The Poisonwood Bible - Barbara Kingsolver

⭐10/10

My goodness, what a book. I have said it before, but there are books that inspire me to get writing, and then there are books like this that make me want to give it up altogether. I could never do this! What an impressive example of beautiful prose meeting unfathomable research, brilliant insights with an artful touch. 

This is a story about an American missionary family travelling to 1960s Congo to convert a tribal people group that they don't understand. However, it's the overzealous father who drags his family there, but you only get the experience from the POV of his 4 daughters and occasionally his wife. It's definitely a book that focuses on the experiences of women as they process all the hardship and tragedy that unfolds around them. 

I will also add that this plotline takes up about 2/3 of the book, and the final third tells the story of the sisters after they leave. I don't think my description sounds super compelling, but this is a brilliant, brilliant book with super complex characters, an exploration of colonization, oppression, exploitation and corruption. I knew little of Africa's modern history, so I learned a ton reading this book and then scouring wikis after. 

I think a criticism might be that the book lacks a bit of subtlety when it comes to what Kingsolver values, her predominantly leftist, anti-colonial beliefs. I can be sensitive to preachiness, but I never really felt that here. Maybe it's because these characters were so well realized, or because she helped me understand the human element of all of this, but more likely it's because I found her case super compelling! She made a convert out of me! I think the most glaring example of this was the progression of one of the daughters who is harmlessly ignorant to begin, but it devolves into a racism that is so incredibly familiar if you've ever talked to someone with this attitude, taking all the wrong lessons from very real lived experiences. 

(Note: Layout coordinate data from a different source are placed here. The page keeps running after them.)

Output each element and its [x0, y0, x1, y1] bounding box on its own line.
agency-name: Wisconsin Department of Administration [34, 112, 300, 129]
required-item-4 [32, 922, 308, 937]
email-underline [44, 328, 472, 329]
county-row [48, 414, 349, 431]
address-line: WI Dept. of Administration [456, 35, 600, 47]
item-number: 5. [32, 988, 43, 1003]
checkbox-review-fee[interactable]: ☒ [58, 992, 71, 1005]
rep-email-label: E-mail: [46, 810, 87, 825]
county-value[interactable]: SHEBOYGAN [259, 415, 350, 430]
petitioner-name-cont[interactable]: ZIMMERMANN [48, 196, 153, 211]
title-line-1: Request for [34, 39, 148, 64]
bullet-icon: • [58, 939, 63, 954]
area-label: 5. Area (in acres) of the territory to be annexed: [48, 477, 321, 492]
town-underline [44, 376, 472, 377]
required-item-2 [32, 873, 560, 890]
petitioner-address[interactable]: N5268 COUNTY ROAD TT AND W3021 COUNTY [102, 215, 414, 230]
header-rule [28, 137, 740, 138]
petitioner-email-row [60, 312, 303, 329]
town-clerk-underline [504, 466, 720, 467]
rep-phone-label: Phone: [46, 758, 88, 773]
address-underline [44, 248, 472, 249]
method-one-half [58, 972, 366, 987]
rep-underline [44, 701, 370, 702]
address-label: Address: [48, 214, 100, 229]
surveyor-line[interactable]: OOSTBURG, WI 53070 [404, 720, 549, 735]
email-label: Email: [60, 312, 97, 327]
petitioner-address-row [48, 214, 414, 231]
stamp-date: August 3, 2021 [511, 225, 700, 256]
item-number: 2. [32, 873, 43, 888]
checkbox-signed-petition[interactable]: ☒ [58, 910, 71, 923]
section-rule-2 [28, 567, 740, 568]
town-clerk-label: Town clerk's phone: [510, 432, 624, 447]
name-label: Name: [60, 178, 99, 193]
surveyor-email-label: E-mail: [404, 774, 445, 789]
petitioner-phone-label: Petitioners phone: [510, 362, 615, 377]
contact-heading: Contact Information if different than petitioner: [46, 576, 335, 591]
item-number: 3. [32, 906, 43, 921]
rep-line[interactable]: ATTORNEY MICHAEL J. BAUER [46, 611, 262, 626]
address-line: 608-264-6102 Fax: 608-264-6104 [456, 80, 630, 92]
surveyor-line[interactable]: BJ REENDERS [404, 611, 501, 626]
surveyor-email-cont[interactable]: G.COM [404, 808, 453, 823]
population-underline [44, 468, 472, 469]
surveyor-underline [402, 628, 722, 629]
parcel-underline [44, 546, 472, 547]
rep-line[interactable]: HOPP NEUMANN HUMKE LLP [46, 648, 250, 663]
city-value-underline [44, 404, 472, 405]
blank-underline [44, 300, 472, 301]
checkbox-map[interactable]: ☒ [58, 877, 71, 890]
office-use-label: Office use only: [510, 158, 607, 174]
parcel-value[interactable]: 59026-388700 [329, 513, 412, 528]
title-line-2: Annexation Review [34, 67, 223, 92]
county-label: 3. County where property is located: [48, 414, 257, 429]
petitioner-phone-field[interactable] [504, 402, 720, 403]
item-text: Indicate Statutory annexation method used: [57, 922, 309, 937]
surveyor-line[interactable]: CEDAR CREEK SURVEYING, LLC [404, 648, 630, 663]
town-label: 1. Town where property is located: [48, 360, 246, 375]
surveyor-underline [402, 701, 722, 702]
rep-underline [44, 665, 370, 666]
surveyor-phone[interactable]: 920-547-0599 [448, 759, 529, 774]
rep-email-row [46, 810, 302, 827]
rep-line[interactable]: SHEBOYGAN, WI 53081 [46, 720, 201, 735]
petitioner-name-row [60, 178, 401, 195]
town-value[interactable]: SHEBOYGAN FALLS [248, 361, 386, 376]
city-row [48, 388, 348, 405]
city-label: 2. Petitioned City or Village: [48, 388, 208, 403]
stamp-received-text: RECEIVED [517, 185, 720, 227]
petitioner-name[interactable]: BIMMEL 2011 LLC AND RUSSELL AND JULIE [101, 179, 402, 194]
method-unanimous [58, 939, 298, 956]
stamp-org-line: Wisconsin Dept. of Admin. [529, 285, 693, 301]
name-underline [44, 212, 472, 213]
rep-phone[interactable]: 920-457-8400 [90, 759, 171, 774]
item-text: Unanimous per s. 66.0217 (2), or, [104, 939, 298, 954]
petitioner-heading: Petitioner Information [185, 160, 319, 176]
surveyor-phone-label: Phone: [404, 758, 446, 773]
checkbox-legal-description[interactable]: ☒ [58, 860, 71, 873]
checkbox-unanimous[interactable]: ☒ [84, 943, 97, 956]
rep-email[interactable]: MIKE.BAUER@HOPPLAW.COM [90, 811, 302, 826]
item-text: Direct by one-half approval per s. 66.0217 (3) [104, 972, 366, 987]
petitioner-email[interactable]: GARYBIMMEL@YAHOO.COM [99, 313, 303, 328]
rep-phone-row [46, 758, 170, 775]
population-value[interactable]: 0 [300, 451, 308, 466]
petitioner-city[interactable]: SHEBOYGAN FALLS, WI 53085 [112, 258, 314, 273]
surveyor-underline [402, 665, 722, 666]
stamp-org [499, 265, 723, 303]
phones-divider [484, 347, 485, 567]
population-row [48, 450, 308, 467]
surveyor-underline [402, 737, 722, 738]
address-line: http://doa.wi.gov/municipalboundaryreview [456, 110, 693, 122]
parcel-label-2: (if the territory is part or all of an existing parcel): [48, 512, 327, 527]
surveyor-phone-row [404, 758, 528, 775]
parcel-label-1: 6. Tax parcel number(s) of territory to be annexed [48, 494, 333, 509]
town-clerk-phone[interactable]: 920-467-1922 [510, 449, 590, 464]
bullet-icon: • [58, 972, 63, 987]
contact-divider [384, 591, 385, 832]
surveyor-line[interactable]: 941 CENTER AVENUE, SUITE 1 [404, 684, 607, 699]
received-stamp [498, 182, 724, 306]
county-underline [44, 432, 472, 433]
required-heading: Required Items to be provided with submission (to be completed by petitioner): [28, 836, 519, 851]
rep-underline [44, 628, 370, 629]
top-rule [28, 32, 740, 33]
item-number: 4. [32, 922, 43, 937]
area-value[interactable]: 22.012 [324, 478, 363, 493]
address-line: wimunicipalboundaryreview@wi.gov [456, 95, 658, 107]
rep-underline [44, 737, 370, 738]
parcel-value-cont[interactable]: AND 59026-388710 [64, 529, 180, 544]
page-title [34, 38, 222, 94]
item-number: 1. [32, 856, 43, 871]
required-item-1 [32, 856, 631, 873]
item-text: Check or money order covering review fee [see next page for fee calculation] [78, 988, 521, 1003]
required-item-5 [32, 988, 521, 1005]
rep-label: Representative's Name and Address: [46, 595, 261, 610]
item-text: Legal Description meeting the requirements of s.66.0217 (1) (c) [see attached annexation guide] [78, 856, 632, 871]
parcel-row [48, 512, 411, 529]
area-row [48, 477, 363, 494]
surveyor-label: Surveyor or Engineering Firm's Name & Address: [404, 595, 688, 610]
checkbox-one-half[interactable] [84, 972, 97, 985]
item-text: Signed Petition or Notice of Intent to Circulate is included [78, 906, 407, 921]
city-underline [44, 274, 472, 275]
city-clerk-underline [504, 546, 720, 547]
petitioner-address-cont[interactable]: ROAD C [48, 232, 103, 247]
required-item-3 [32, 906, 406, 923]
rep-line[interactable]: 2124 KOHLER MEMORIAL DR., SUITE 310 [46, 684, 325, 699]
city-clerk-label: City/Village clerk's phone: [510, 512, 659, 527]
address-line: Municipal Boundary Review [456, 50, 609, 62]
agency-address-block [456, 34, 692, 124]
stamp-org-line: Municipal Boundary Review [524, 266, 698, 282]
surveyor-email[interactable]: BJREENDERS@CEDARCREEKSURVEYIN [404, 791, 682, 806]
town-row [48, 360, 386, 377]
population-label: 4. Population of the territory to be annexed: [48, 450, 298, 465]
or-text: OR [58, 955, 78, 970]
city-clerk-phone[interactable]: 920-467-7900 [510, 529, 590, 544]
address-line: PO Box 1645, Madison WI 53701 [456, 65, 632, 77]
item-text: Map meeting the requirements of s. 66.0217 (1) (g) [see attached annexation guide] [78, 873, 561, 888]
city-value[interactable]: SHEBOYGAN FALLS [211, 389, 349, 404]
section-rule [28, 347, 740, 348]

This book reminded me a bit of No Country for Old Men which I read recently, where it tells a fascinating story with an engaging plot, but then the author takes the last portion to lay out their view of the world in beautiful prose through their characters. Simply stated, I think Kingsolver is a brilliant mind with endless insights. It's hard to argue with her characters, and you see what they go through and everything seems so shallow in comparison. She acknowledges the multifaceted complexities to all of this, and how so many parties are to blame for all the suffering of a hurting nation. It's pretty bleak, but also garnered a desire for compassion for me.

But again, this isn't a history book and it's not an essay on the nature of being. It's a beautifully written novel that surely has a lot to say, but it didn't feel like a sermon to me. Actually, one last point on that I'll mention sermon-wise is that while I don't think this is an anti-Christian book, it certainly highlights how this misguided form of evangelism is destined to fail. Kingsolver certainly knows her Bible, but I was hoping some character would come to understand that Jesus makes promises that align so beautifully with her worldview! I highlighted this quote from a character:

I anticipate rewards for goodness, and wait for the ax of punishment to fall upon evil, in spite of the tears I've rocked in this cradle of rewarded evils and murdered goodness.

Well, Leah, I know a guy who promises to right all wrongs and dry all tears. It was a thought I kept coming back to in all this talk of senseless suffering - the very religion they abandon in this book promises to bring a final justice and a comfort for the least of these. Obviously I'm not hurt by her exclusion of the true Jesus, but I felt it a little ironic. 

This is a long review. But it's a good book that will challenge and stretch you and I couldn't recommend it more.